UPDATED 16 DECEMBER 2025 • 18:13 GMT

Zoom Achieves Record AI Assessment Score, Sparking Debate in Tech Community

Author: Terry Reed

Zoom Video Communications, renowned for its role in connecting remote workers during the pandemic, declared last week that it achieved the highest ever score on an AI assessment known as "Humanity's Last Exam." The announcement provoked widespread surprise, skepticism, and interest within the tech community.

The company, headquartered in San Jose, reported that its AI system achieved a score of 48.1 percent on this challenging benchmark, surpassing Google's Gemini 3 Pro, which previously held the record with a score of 45.8 percent. Xuedong Huang, Zoom's chief technology officer, stated in a blog post, "Zoom has achieved a new state-of-the-art result on the challenging Humanity's Last Exam full-set benchmark, scoring 48.1%, which represents a substantial 2.3% improvement over the previous SOTA result."

However, this leap raises critical questions: How did a video conferencing company with no established history in training large language models suddenly outpace industry giants like Google, OpenAI, and Anthropic on this benchmark, designed to assess the cutting-edge of machine intelligence? Perspectives vary; some view it as an impressive engineering feat, while others criticize it as a substantial misrepresentation of its capabilities.

Rather than developing its own comprehensive language model, Zoom utilized a "federated AI approach." This method routes queries to established models from companies like OpenAI, Google, and Anthropic, then employs proprietary software to evaluate, integrate, and enhance their outputs. At the core of this framework is the "Z-scorer," a mechanism that judges responses from various models to select the most optimal output for specific tasks. Huang explained that this approach orchestrates different models to improve reasoning through collaborative processes.
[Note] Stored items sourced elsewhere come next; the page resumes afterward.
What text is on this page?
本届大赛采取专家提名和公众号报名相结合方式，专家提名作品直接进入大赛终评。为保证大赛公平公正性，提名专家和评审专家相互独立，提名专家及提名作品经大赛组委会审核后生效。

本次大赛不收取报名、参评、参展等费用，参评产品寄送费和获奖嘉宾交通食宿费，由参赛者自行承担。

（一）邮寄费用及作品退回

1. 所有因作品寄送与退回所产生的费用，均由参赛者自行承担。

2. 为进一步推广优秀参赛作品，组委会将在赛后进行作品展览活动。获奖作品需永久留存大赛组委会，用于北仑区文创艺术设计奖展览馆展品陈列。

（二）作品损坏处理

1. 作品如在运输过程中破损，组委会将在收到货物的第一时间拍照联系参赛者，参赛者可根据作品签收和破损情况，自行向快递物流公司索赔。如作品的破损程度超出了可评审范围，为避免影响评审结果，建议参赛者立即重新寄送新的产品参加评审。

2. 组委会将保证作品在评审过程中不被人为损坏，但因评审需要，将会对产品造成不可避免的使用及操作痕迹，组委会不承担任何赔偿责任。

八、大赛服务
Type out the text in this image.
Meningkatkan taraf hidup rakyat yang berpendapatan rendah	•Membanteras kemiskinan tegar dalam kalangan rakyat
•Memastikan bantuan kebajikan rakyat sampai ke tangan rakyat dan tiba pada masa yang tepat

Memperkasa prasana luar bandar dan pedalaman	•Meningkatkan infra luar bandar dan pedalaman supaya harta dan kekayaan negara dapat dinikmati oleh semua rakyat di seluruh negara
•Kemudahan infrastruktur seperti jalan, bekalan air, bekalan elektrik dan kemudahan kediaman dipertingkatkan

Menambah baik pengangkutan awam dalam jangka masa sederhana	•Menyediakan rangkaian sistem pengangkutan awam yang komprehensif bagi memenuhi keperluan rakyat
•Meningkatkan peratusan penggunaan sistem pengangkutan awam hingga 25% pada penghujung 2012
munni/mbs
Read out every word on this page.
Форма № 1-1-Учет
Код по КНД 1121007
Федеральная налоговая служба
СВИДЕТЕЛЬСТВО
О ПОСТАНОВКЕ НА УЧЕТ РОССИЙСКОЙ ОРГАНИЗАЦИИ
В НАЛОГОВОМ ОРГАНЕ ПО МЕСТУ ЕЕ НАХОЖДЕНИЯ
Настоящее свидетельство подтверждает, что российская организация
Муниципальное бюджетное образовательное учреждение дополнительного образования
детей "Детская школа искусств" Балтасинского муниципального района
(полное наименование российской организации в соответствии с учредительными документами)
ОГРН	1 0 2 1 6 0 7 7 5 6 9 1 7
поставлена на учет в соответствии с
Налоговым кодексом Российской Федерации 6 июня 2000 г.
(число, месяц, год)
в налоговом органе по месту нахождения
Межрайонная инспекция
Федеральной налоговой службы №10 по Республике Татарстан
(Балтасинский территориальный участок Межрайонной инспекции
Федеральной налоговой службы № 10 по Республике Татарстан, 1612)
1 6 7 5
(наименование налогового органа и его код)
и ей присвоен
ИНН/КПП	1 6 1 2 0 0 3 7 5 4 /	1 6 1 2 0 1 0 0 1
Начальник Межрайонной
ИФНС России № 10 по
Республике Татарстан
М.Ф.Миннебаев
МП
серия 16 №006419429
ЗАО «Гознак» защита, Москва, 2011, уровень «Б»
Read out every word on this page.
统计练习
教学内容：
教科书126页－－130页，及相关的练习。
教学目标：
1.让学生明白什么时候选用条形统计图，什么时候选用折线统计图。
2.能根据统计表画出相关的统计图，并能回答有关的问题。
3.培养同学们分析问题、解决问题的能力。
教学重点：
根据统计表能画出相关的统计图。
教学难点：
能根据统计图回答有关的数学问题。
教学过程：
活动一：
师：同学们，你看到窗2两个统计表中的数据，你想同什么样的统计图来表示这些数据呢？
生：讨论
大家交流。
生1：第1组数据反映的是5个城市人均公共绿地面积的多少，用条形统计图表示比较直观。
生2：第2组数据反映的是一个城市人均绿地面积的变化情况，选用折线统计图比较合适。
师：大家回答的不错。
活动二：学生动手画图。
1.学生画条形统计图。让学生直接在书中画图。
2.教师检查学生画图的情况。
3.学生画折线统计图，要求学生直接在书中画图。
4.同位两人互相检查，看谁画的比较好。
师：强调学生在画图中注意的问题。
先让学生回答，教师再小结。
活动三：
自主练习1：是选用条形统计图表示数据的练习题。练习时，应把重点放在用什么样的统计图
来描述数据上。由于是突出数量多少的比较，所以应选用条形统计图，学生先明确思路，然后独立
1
This differentiation is crucial in an industry where prestige and valuations hinge on the development of leading-edge models. Unlike major AI labs that invest hundreds of millions in training advanced systems, Zoom's accomplishment seems to stem from its effective integration of existing technologies.

Reactions from the AI community were immediately polarized. Max Rumpf, an AI engineer with experience in training language models, commented critically online. "Zoom strung together API calls to Gemini, GPT, Claude et al. and slightly improved on a benchmark that delivers no value for their customers," he noted, while acknowledging that the multi-model strategy is "actually quite smart and most applications should do this."

In contrast, some observers, like developer Hongcheng Zhu, offered a balanced view. He remarked, "To top an AI eval, you will most likely need model federation, like what Zoom did." This likens Zoom's strategy to common practices within competitive data science, where blending models frequently yields superior outcomes.

However, Rumpf highlighted a deeper concern — the potential misalignment between Zoom's endeavors and its customers' actual needs. He opined, "Retrieval over call transcripts is not 'solved' by SOTA LLMs," indicating that users might prioritize practical solutions over benchmark achievements.

Xuedong Huang, who joined Zoom from Microsoft in 1993, has a distinguished background in AI development. He founded Microsoft’s speech technology group and led advancements in speech recognition and natural language processing, validating the seriousness of Zoom's AI aspirations. In response to the recent achievement, he highlighted, "We have unlocked stronger capabilities in exploration, reasoning, and multi-model collaboration, surpassing the performance limits of any single model."

The benchmark, which exists to challenge AI systems rigorously, incorporates questions across various complex domains, requiring nuanced understanding and problem-solving abilities. Although a score of 48.1 percent might seem underwhelming outside of competitive contexts, it marks a significant improvement within the realm of machine performance metrics.

Zoom’s approach signifies a departure from the model-centric strategies of dominant players like OpenAI and Google. By creating an integration layer rather than focusing solely on building a leading model, Zoom aims to offer businesses the best available AI capabilities while mitigating risks associated with vendor lock-in.

Following the announcement, OpenAI revealed improvements with its GPT-5.2 model, further emphasizing the competitive dynamics at play, as Zoom has emerged as both a collaborator and a competitor within the AI landscape by leveraging the technologies developed by other firms.